僕はルーベルトをこんなに傷つけたエイリッヒがとても許せなかった。

人生で初めてこんなに怒りを覚えた。

「エイリッヒ」

「なんだよ。今更だ。どんな処罰でも受けてやるよ」

エイリッヒは堂々と開き直るとそう断言して手近にあった椅子にどかりと座った。

僕は、ルーベルトだ。

だからルーベルトらしく、悪逆貴族らしくしてやろう。

「エイリッヒ。お前にはこの領地で善行を積む事を命ずる」

『曖昧過ぎるな』

ルーベルトがようやくちいさく笑う。

よかった。ルーベルトが笑ってくれて。

僕は少しホッとした。

「善行を積むってなんなんだよ」

エイリッヒが呆れながら訊ねる。

「お前は優秀だからな。不正さえしなければ領民にとっていい主人だ。だからこちらから人を派遣して不正のないよう見張りをつけてこれまで通りここを任せたい」

僕が決めた罰にエイリッヒは大笑いした。

「お優しいこったな、ルーベルト。一度裏切られたのにまだ信じてここを経営させる気か?」

「お前の罪はお前で償え。それが罰だ」

僕がエイリッヒに罰を決める間もルーベルトは黙っていたけれど、エイリッヒが顔を逸らすとようやく口を開いた。

『だが、お前との時間の全てが嘘とは思えない』

ようやくルーベルトがしっかりした言葉でエイリッヒに語り掛けた。

「だが、お前との時間の全てが嘘とは思えない」

ルーベルトの心情をそのままエイリッヒに伝えられるように、出来うる限りルーベルトの心に添えてエイリッヒに告げると、エイリッヒは項垂れた。

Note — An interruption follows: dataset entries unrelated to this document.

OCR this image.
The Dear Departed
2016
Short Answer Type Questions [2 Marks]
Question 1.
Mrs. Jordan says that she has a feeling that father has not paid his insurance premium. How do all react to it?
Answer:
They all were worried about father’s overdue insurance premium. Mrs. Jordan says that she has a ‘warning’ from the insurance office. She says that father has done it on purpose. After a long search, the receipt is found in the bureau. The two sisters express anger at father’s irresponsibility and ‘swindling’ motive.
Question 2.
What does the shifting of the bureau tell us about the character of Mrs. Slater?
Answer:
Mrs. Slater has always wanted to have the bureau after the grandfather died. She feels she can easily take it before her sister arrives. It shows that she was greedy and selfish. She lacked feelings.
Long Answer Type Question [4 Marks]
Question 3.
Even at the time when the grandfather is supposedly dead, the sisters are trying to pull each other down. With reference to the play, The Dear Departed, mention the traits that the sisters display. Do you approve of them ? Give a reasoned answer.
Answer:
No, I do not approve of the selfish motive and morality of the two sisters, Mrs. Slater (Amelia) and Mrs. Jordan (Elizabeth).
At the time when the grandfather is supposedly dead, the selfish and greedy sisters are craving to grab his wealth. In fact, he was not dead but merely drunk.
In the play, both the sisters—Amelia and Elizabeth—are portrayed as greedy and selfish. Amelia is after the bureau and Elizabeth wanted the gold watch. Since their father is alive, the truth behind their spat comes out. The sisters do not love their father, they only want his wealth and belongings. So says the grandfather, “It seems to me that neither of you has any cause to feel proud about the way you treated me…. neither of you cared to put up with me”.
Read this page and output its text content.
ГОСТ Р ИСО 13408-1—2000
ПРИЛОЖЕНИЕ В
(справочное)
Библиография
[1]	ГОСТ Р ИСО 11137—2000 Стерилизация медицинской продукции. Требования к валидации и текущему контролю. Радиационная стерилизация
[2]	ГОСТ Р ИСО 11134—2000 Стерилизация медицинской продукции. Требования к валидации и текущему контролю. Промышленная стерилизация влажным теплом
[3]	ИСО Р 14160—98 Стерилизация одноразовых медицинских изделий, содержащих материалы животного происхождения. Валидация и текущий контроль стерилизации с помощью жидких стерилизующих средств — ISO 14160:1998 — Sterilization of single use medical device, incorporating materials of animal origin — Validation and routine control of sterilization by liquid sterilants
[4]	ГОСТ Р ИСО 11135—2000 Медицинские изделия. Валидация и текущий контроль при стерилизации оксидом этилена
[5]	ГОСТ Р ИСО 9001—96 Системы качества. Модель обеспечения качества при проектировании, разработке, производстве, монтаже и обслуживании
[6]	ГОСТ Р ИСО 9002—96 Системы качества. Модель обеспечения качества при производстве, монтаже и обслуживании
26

エイリッヒにとっても、ルーベルトとの時間の全てが嘘じゃなかったんだろう。

僕はルーベルトだけどエイリッヒを知るルーベルトじゃない。

エイリッヒが知るルーベルトじゃない。

僕には分からない、二人の絆があるんだろう。

『話はそれだけだ』

えっ、勝手に罰を決めつけたのは僕だけど、本当にそれで良かったの?ルーベルト。

『ああ。屋敷のみんなには黙っておいてやってくれ。特に奴の母親には』

ルーベルトは本当に優しい。

エイリッヒがルーベルトをなんでここまで恨んでいたのか僕には分からないけれど、生まれの違いだけじゃない何かがあったのかもしれない。

いつか、ルーベルトとエイリッヒが昔みたく仲良くなれる日が来るといいな。

そう思いながら横領の証拠書類を抱えて帰路についた。